Harga emas sempat melonjak ke rekor baru di level US$3.707,57 per ons setelah pengumuman tersebut. Secara historis, penurunan suku bunga mendukung emas karena sifatnya sebagai aset tanpa imbal hasil. Namun, logam mulia itu akhirnya ditutup melemah 0,8%, karena investor menilai nada kebijakan moneter The Fed tidak sedovish yang diharapkan.
Ketua The Fed Jerome Powell menekankan kekhawatiran terkait tekanan inflasi akibat tarif impor, serta menyebut langkah pemangkasan suku bunga akan diputuskan “rapat demi rapat”. Pernyataan tersebut mendorong imbal hasil obligasi AS menurun di seluruh tenor, sementara indeks dolar justru menguat, yang pada akhirnya menekan harga emas.

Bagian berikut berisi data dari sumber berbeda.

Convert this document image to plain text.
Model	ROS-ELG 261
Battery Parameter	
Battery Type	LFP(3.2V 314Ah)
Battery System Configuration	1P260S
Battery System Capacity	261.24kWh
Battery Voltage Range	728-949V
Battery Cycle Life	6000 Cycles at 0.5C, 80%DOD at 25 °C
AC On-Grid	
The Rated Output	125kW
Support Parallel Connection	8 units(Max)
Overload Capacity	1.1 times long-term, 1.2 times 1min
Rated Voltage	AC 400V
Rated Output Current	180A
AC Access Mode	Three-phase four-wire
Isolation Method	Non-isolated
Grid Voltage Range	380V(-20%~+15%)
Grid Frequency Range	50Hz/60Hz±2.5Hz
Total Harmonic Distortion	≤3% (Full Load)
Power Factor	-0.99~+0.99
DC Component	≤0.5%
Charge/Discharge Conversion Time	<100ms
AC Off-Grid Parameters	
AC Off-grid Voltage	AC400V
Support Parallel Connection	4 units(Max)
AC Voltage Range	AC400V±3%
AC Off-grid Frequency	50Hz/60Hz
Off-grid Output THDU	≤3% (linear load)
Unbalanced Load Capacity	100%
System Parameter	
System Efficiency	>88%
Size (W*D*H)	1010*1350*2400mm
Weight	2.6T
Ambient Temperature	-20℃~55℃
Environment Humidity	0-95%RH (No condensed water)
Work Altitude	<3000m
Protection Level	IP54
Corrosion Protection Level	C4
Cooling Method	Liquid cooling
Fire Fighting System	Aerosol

Sepanjang tahun ini, emas telah mencatat kenaikan hampir 40%, melampaui performa aset utama seperti Indeks S&P 500, bahkan menembus rekor inflasi yang pernah tercapai pada 1980. Lonjakan tersebut didorong oleh tingginya permintaan aset aman akibat gejolak geopolitik dan perdagangan, pembelian masif dari bank sentral, serta arus masuk ke produk exchange-traded funds (ETF).
Keputusan The Fed kali ini juga terjadi di tengah situasi politik yang belum pernah terjadi sebelumnya. Gubernur Lisa Cook tengah menghadapi gugatan hukum dengan Presiden Donald Trump terkait dugaan penipuan hipotek. Sementara itu, Stephen Miran, penasihat ekonomi pemerintahan Trump, dipercepat masuk sebagai gubernur sementara dan menjadi satu-satunya pihak yang menolak keputusan pemangkasan suku bunga, dengan preferensi pemotongan setengah poin.

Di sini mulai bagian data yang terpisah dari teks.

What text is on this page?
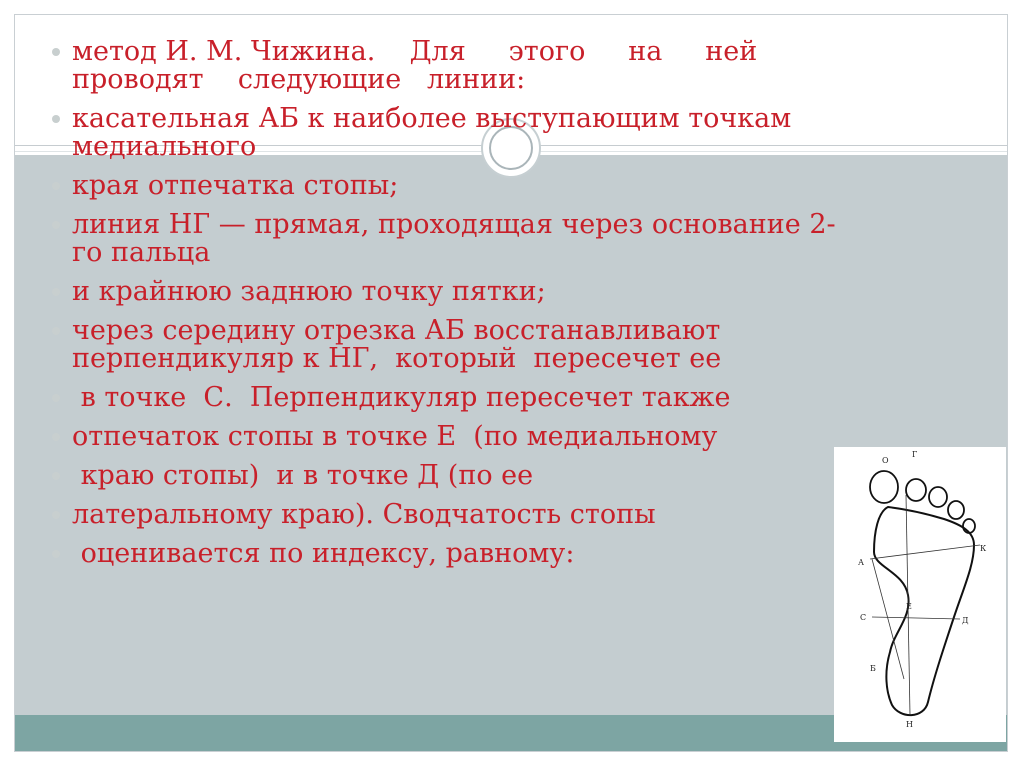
метод И. М. Чижина.    Для     этого     на     ней
проводят    следующие   линии:
касательная АБ к наиболее выступающим точкам
медиального
края отпечатка стопы;
линия НГ — прямая, проходящая через основание 2-
го пальца
и крайнюю заднюю точку пятки;
через середину отрезка АБ восстанавливают
перпендикуляр к НГ,  который  пересечет ее
в точке  С.  Перпендикуляр пересечет также
отпечаток стопы в точке Е  (по медиальному
краю стопы)  и в точке Д (по ее
латеральному краю). Сводчатость стопы
оценивается по индексу, равному:
О
Г
А
К
С
Е
Д
Б
Н
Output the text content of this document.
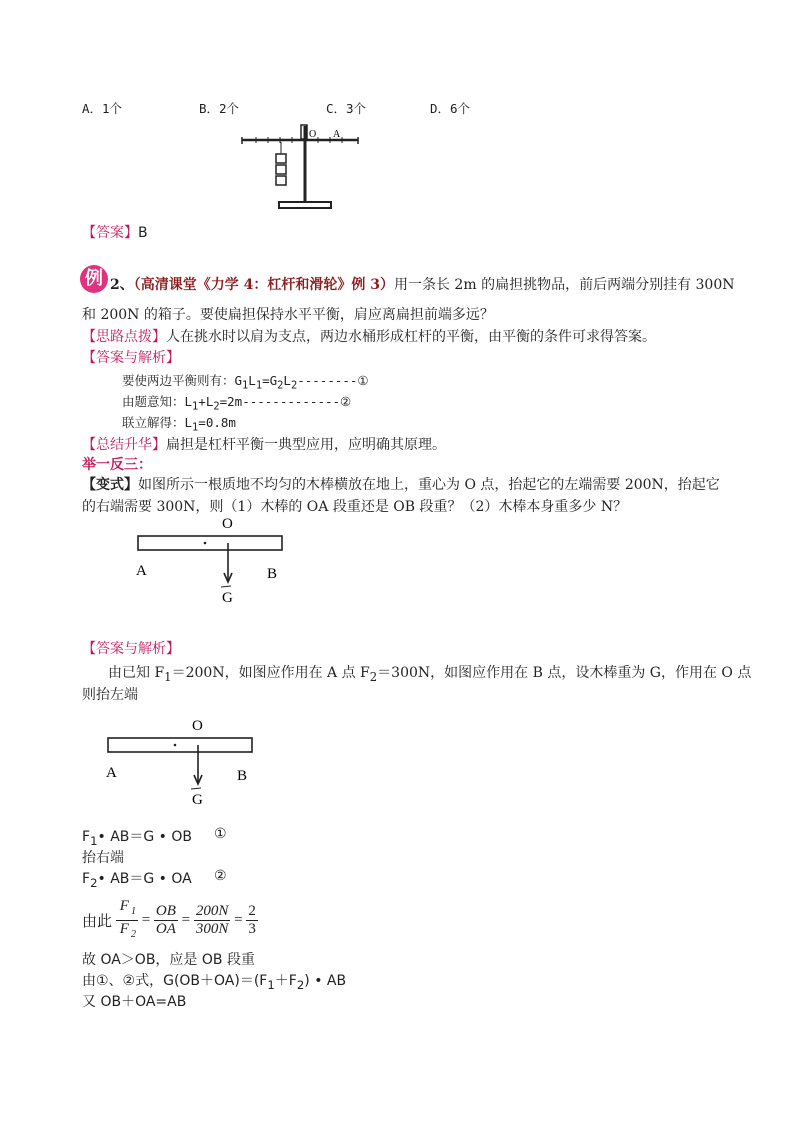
A．1个	B．2个	C．3个	D．6个
O A
【答案】B
例 2、（高清课堂《力学 4：杠杆和滑轮》例 3）用一条长 2m 的扁担挑物品，前后两端分别挂有 300N
和 200N 的箱子。要使扁担保持水平平衡，肩应离扁担前端多远？
【思路点拨】人在挑水时以肩为支点，两边水桶形成杠杆的平衡，由平衡的条件可求得答案。
【答案与解析】
要使两边平衡则有：$G_1L_1=G_2L_2--------①$
由题意知：$L_1+L_2=2m-------------②$
联立解得：$L_1=0.8m$
【总结升华】扁担是杠杆平衡一典型应用，应明确其原理。
举一反三：
【变式】如图所示一根质地不均匀的木棒横放在地上，重心为 O 点，抬起它的左端需要 200N，抬起它
的右端需要 300N，则（1）木棒的 OA 段重还是 OB 段重？（2）木棒本身重多少 N？
O
A	B
G
【答案与解析】
由已知 $F_1=200N$，如图应作用在 A 点 $F_2=300N$，如图应作用在 B 点，设木棒重为 G，作用在 O 点
则抬左端
O
A	B
G
$F_1•$ AB＝G • OB ①
抬右端
$F_2•$ AB＝G • OA ②
由此 $\frac{F _1}{F _2} = \frac{OB}{OA} = \frac{200N}{300N} = \frac{2}{3}$
故 OA＞OB，应是 OB 段重
由①、②式，$G(OB+OA)=(F_1+F_2)$ • AB
又 OB＋OA=AB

Campur tangan politik dalam independensi bank sentral berpotensi mendorong emas lebih tinggi. Goldman Sachs Group Inc. memprediksi harga emas bisa mendekati US$5.000 per ons jika hanya 1% dari kepemilikan obligasi pemerintah swasta dialihkan ke emas. Optimisme serupa datang dari Deutsche Bank AG, yang baru saja menaikkan proyeksi harga emas menjadi US$4.000 per ons pada tahun depan.
Pada pukul 08.50 waktu Singapura, harga emas stabil di sekitar US$3.661,99 per ons, sementara Bloomberg Dollar Spot Index naik tipis 0,1%. Logam mulia lainnya seperti perak, paladium, dan platinum juga mencatatkan kenaikan.